Our trustless operation means an OpSep server can’t access your plaintext or ciphertext, even if it were compromised. This is fundamentally different than most services that promise that they won’t peak (or get hacked). However, if your OpSep server were to go offline you couldn’t decrypt your data until it was back online.

Keep in mind that both symmetric and asymmetric encryption take place locally in your datacenter, so this would have no effect on your ability to encrypt (save) new records during any downtime. OpSep is popular with users whose access patterns mean they interact with sensitive data when it’s being created and then rarely decrypt it. For example, you might use PII on account creation to check a new user against a vendor API, and the only time you later decrypt that PII would for a background process that isn’t time-sensitive.

Of course, since you control your keys, you can easily spin up another OpSep server (or put your RSA key into the client library and skip the OpSep server rate-limits altogether). Your security model would now be downgraded to look like most sites that use a single key to protect all their data.

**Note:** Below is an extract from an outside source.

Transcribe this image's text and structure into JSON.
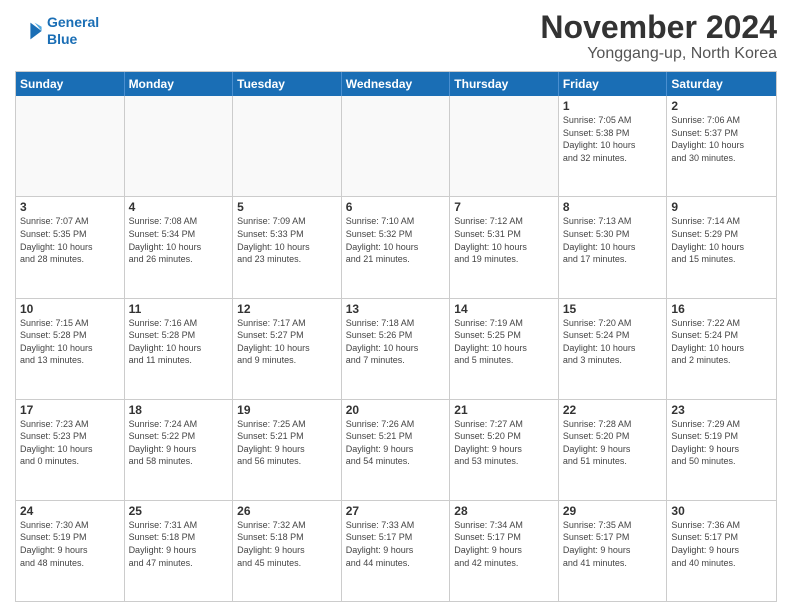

Searching on Encrypted Values Isn’t Possible

Like most cryptosystems, we face a tradeoff between searchability and security, and OpSep is built around security-first. Let’s say you were protecting a social security number with OpSep. You could trivially query your database to “get the social security number (in plaintext) of user ID X”, but you couldn’t query your database to “get the user whose social security number is Y.” This is fine for many use-cases if you have other ways to lookup a user (user ID, email, handle, phone number, address, etc) and then query to decrypt their sensitive data.

For some use-cases like encrypting a whole document/image, you rarely want to query by that anyway. You could choose to store the hash digest of that file in plaintext and query on that if you had the document and wanted to search for what it was associated with.

Keep in mind for all these examples that OpSep has no idea what type of data you’re securing, the ciphertext the OpSep server see sis always just 512 bytes of DEK (and related) material.

Complexity is the Enemy of Security

This maxim of cryptography applies to us as well. Thankfully, our hybrid encryption scheme relies on battle-tested cryptography and is completely open-source and verifiable.

Our client libraries massively reduce complexity for developers who want to implement encryption for sensitive data. If you don’t like any of the choices we’ve made in our client library, you can tweak them however you like as symmetric encryption/decryption takes place locally.